• Anesthesia and analgesia · Jul 1995

    Carbon monoxide generation in carbon dioxide absorbents.

    • J Baum, G Sachs, C vd Driesch, and H G Stanke.
    • Abteilung für Anästhesie und Intensivmedizin, Krankenhaus St. Elisabeth-Stift, Damme, Germany.
    • Anesth. Analg. 1995 Jul 1;81(1):144-6.

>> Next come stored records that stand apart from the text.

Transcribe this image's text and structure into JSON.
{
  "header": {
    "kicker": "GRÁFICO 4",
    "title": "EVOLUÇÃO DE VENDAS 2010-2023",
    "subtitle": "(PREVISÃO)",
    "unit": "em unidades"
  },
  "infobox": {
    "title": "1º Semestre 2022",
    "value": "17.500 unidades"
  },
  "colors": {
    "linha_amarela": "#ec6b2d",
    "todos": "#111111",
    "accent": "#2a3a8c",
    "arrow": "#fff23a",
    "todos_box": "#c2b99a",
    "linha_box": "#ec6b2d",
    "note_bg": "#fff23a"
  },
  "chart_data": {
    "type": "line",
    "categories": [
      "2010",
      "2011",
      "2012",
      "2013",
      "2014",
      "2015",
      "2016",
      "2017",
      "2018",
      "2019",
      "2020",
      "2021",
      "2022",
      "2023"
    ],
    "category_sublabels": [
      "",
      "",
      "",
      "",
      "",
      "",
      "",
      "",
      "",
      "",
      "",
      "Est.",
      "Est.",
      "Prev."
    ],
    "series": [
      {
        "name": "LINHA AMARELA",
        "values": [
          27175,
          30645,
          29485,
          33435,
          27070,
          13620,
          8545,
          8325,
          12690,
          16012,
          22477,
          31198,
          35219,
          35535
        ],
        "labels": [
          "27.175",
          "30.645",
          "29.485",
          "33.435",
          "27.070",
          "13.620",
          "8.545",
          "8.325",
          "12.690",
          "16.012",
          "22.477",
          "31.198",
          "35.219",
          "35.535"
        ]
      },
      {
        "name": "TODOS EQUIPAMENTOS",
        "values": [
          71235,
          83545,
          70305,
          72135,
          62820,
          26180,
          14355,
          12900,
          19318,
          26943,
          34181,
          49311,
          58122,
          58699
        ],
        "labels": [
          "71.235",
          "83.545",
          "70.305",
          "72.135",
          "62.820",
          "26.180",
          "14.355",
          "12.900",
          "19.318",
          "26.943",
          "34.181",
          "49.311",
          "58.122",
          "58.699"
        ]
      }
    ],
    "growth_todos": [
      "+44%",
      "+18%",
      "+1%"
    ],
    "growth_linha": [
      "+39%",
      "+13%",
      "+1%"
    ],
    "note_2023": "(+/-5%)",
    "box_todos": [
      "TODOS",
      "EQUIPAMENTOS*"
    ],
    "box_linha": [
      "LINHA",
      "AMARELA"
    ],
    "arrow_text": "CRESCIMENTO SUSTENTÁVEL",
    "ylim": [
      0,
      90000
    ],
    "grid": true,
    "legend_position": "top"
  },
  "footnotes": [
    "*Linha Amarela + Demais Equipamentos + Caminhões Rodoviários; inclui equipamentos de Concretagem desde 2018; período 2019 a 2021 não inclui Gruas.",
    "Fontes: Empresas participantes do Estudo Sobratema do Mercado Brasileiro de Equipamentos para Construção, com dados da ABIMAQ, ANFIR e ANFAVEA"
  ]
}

    AbstractSeveral cases of unexpected high carboxyhemoglobin (COHb) levels in patients undergoing general anesthesia were observed. To avoid carbon monoxide (CO) intoxication, the use of high fresh gas flows and frequent changes of the absorbent were recommended. However, due to economic and ecologic considerations, low-flow anesthetic techniques have advantages. Thus, the subject urgently needed to be reexamined. In 1001 patients undergoing enflurane or isoflurane anesthesia, blood samples were taken 30 min after fresh gas flow reduction to 0.5 L/min and analyzed for COHb. The absorbent canisters, containing soda lime, were used for several days. The statistical mean and SD of COHb was 1.17% +/- 0.97% in the range of 0%-7.6%. There was no statistical difference between the COHb values when broken down by the duration of use of the absorbent canisters. In no case were dangerously high COHb levels observed. As recently revealed, only dry absorbents produce CO if exposed to volatile anesthetics containing a CHF2-moiety. Thus, all measures must be avoided that dry out the absorbent. Low-flow anesthesia preserves the moisture content of the absorbent and, thus, seems to be a factor protecting from CO generation.